Each Telum core has its own L1 and a 32MB L2. Because L2 cache data attached to one CPU core can be evicted to the L2 cache of a different core, the entire cache can also function as a 256MB “virtual” L3 for each Telum chip. Similarly, the L2 cache of a four-socket drawer can be addressed as a 2GB virtual L4 cache between all of the chips in the drawer. The L2 cache uses a 320GB/s bi-directional ring bus with an average latency of just 12ns. IBM claims that the Telum will run above 5GHz, which is no small achievement for a chip this complex.
One new feature on Telum — which also serves to illustrate the different approach IBM takes to chip design as opposed to Intel — is a new AI acceleration engine. The new engine contains 128 processing tiles designed for 8-way FP16 operations and 32 tiles for 8-way FP32 / FP16 calculations, connected via a 600GB/s bus. If Intel or AMD ever built an AI acceleration unit, we would most likely see that functionality added per core. Intel’s AVX-512 instruction set is intended to increase AI calculation performance, for example, and it’s built into each x86 CPU core. If the microarchitecture offers 1×512-bit register per CPU core and you’ve got 12 cores, you’ve got 12 registers. If you have 24 cores, you have 24 registers.
IBM’s AI unit, in contrast, is equally addressable from any CPU core. Instead, the AI unit serves multiple CPU cores at once, without data ever leaving the chip it’s being processed on. While this would also be true for AVX-512 instructions running on an Intel or future AMD CPU, many AI workloads are run on GPUs today. Data, therefore, flows off the CPU by necessity, and mainframes are designed to be secure at every level in a way that consumer and server hardware isn’t. Keeping the data on-die is a valuable asset in this space. IBM is particularly playing up this capability as a value-add for customers who want to run background AI tasks without compromising CPU availability or responsiveness.

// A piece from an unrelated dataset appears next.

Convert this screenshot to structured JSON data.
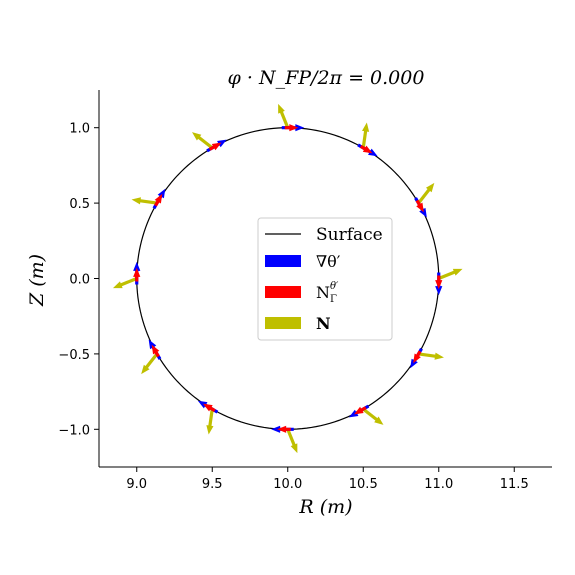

There are articles that run in both directions on whether x86 servers can replace IBM mainframes or vice versa, and both claim that each solution can run laps around the other. While this may be true, it doesn’t seem to be the best way to frame the comparison. Mainframes and typical enterprise x86 systems are sold for different purposes. They run different operating systems, and after decades of differentiation, they focus on delivering top performance in specific metrics. If you don’t need the ability to hot-swap a CPU and RAM or 99.999999 percent uptime, mainframes may not be an appropriate solution. If you do need those things, a mainframe may be the smartest choice.

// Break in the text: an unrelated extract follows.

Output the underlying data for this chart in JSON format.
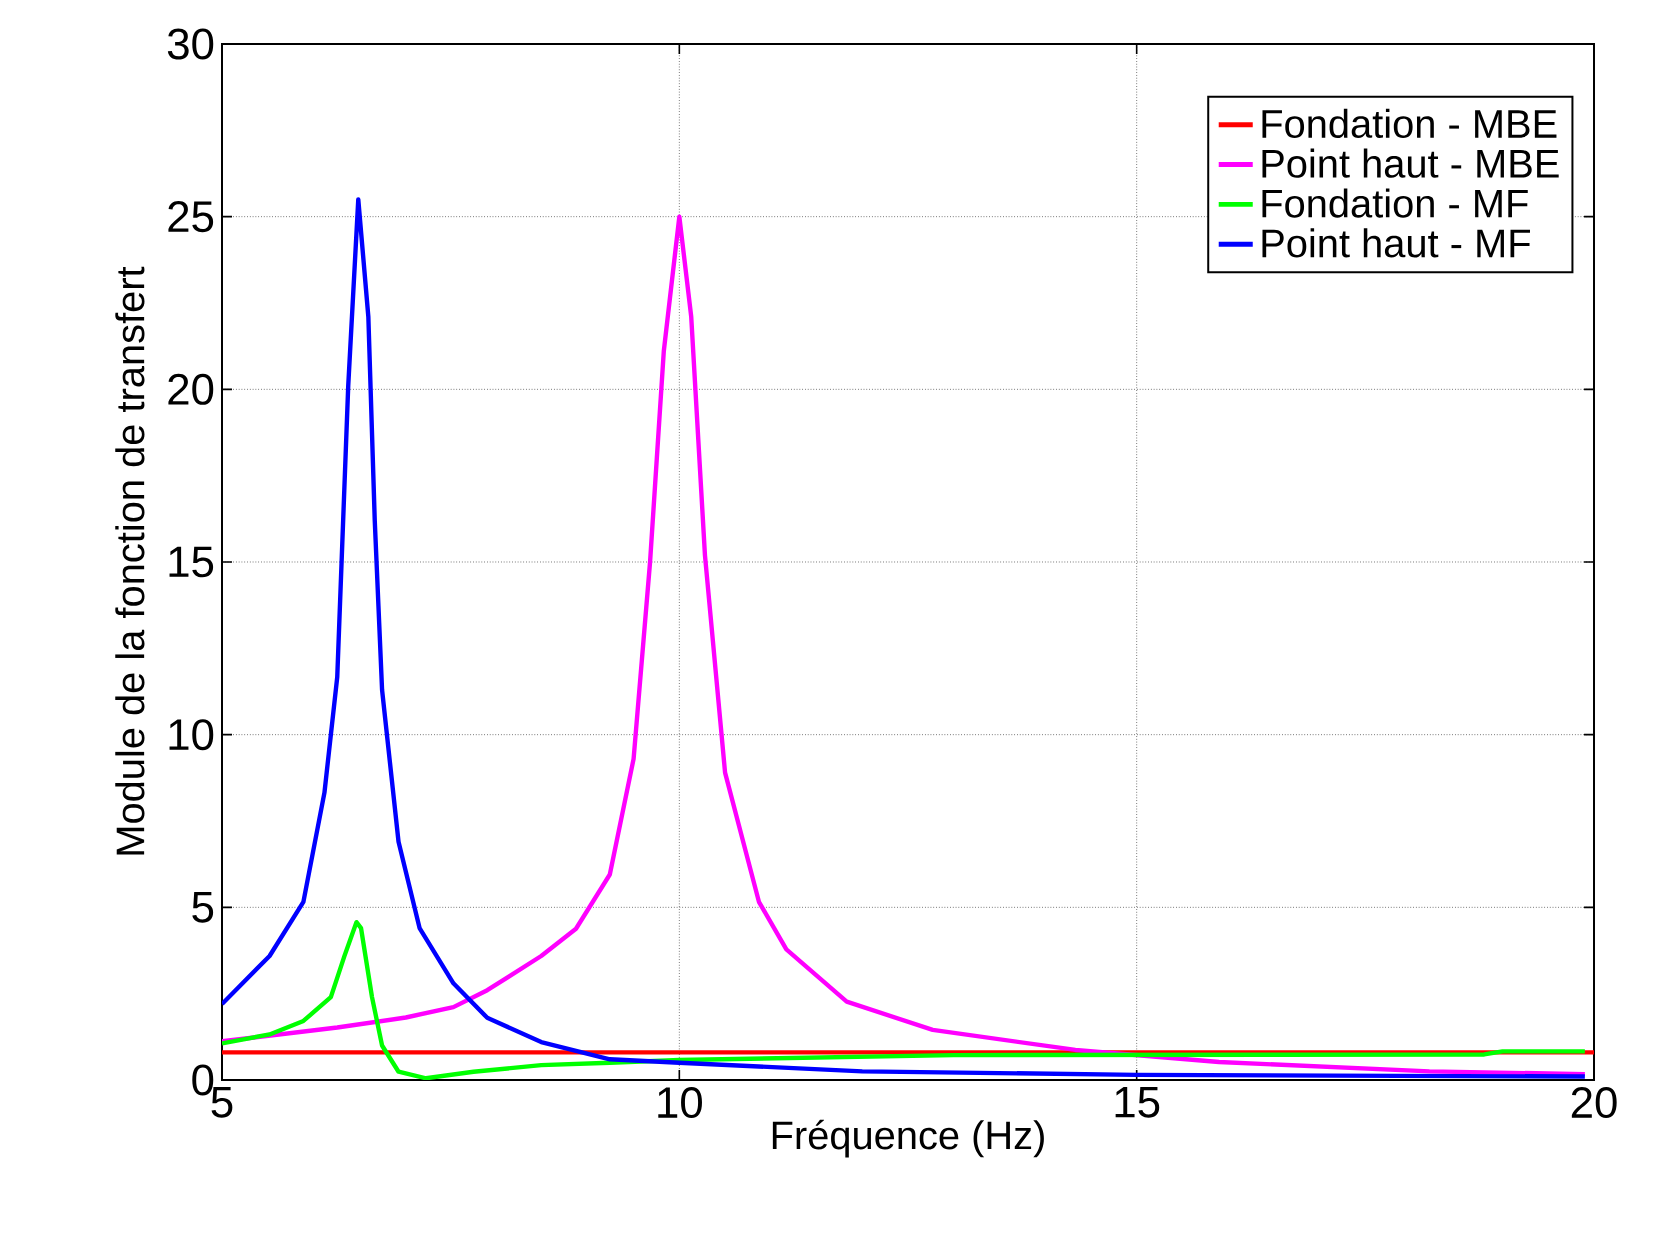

It’s always interesting to see what IBM is working on, even if it doesn’t directly affect the x86 market much. If nothing else, IBM’s z-system represents a road not taken in consumer computing history, and a type of CPU that has remained relevant in an x86-dominated world by being very good at what it does. Telum supposedly delivers a 40 percent increase in per-socket performance, which likely reflects the shift from 14nm to 7nm as well as the improved system architecture.